Coupe du monde 2026 : trois Néerlandais au tir au but manqué subissent des insultes racistes après la défaite contre le Maroc

Coupe du monde 2026: les trois Néerlandais ayant manqué leur tir au but victimes d'insultes racistes après la défaite face au Maroc
Coupe du monde 2026: les trois Néerlandais ayant manqué leur tir au but victimes d'insultes racistes après la défaite face au Maroc

Trois Hollandais – Justin Kluivert, Quinten Timber et Crysencio Summerville – ont fait l’objet de messages racistes sur les réseaux sociaux dès que le Maroc a éliminé les Pays‑Bas aux tirs au but (1‑1, 2‑3) lors de la Coupe du monde 2026.

Abus en ligne après la séance de tirs au but

Leur ratage, chacun à son tour, a déclenché une vague de commentaires discriminatoires : Kluivert a vu son tir effleurer le poteau, Timber a vu son tir s’éloigner du cadre, et Summerville a vu la balle arrêtée par le gardien Yassine Bounou.

Ces incidents se sont ajoutés à la diffusion massive d’appels à l’inclusion et à la lutte contre toutes formes de discrimination, sans parvenir à empêcher les attaques ciblées.

Réaction officielle de la KNVB

La Fédération néerlandaise de football (KNVB) a déclaré que les propos reçus « sont scandaleux » et a confirmé le dépôt d’une plainte auprès de la plateforme « Meld Online Discrimination ». Après enregistrement, le service juridique évaluera la qualification pénale et, le cas échéant, transmettra le dossier au ministère public pour ouvrir une enquête.

« Le football réunit des millions de personnes différentes, alors que la discrimination crée le contraire, en violant les fondements même du jeu », a rappelé la KNVB dans un communiqué.

Précédents judiciaires liés au racisme footballistique

L’affaire rejoint un précédent : à la suite de la finale Euro 2021, où l’Angleterre a perdu contre l’Italie, les joueurs Marcus Rashford, Bukayo Saka et Jadon Sancho ont également subi des insultes en ligne.

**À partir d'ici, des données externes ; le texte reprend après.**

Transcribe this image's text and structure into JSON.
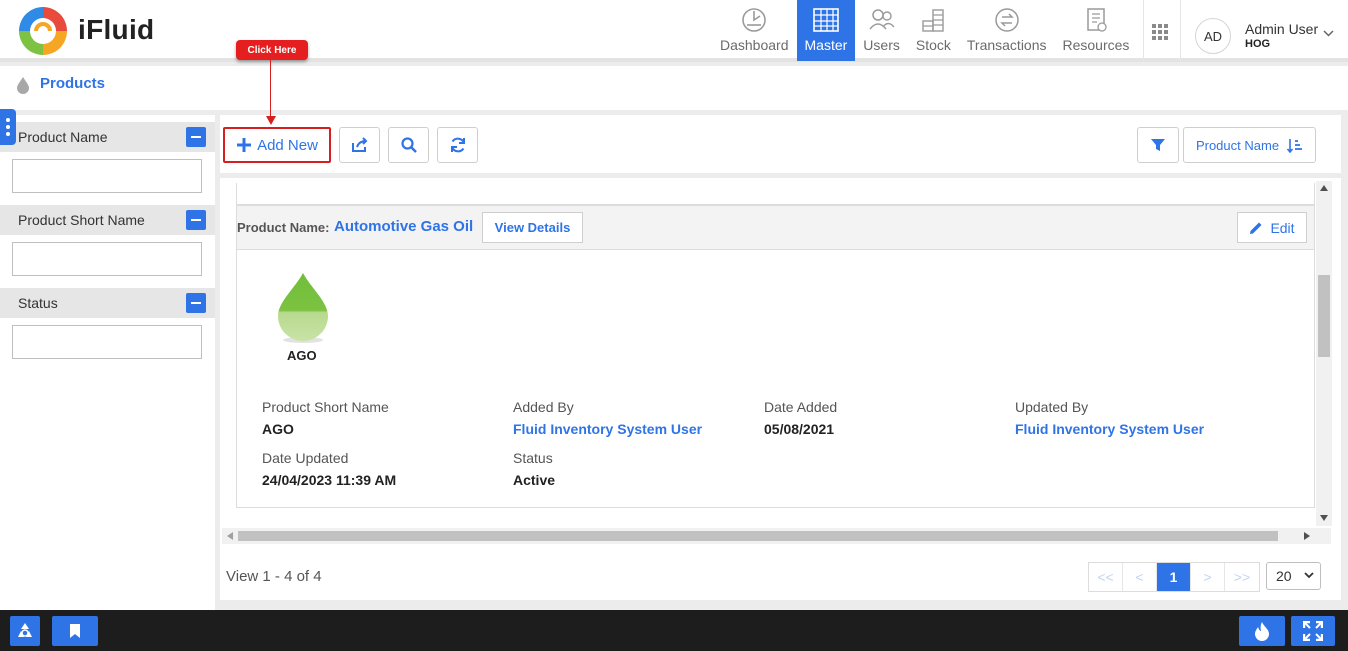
{
  "app": {
    "brand": "iFluid"
  },
  "nav": [
    {
      "label": "Dashboard",
      "icon": "speedometer-icon",
      "active": false
    },
    {
      "label": "Master",
      "icon": "master-grid-icon",
      "active": true
    },
    {
      "label": "Users",
      "icon": "users-icon",
      "active": false
    },
    {
      "label": "Stock",
      "icon": "stock-coins-icon",
      "active": false
    },
    {
      "label": "Transactions",
      "icon": "transactions-arrows-icon",
      "active": false
    },
    {
      "label": "Resources",
      "icon": "resources-document-icon",
      "active": false
    }
  ],
  "user": {
    "initials": "AD",
    "name": "Admin User",
    "org": "HOG"
  },
  "breadcrumb": {
    "title": "Products"
  },
  "callout": {
    "text": "Click Here"
  },
  "filters": [
    {
      "label": "Product Name",
      "value": ""
    },
    {
      "label": "Product Short Name",
      "value": ""
    },
    {
      "label": "Status",
      "value": ""
    }
  ],
  "toolbar": {
    "add_new": "Add New",
    "sort_label": "Product Name"
  },
  "product": {
    "name_label": "Product Name:",
    "name": "Automotive Gas Oil",
    "view_details": "View Details",
    "edit": "Edit",
    "code": "AGO",
    "drop_color": "#7dc242",
    "fields": {
      "short_name_label": "Product Short Name",
      "short_name": "AGO",
      "added_by_label": "Added By",
      "added_by": "Fluid Inventory System User",
      "date_added_label": "Date Added",
      "date_added": "05/08/2021",
      "updated_by_label": "Updated By",
      "updated_by": "Fluid Inventory System User",
      "date_updated_label": "Date Updated",
      "date_updated": "24/04/2023 11:39 AM",
      "status_label": "Status",
      "status": "Active"
    }
  },
  "pagination": {
    "summary": "View 1 - 4 of 4",
    "first": "<<",
    "prev": "<",
    "current": "1",
    "next": ">",
    "last": ">>",
    "page_size": "20"
  },
  "colors": {
    "accent": "#2f74e6",
    "callout": "#e51f1f",
    "footer": "#1d1d1d"
  }
}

Deux supporters anglais ont été condamnés à de la prison ferme, un troisième à une peine avec sursis, après que les autorités ont reconnu la gravité des propos discriminatoires.

Ces sanctions illustrent la volonté croissante des juridictions européennes de répondre de manière concrète aux agressions numériques dirigées contre les sportifs.

Le contraste entre les messages d’espoir diffusés avant le tournoi et les réactions violentes post‑match montre que la lutte contre le racisme doit s’appuyer sur des mesures réelles, au-delà du simple appel à l’unité.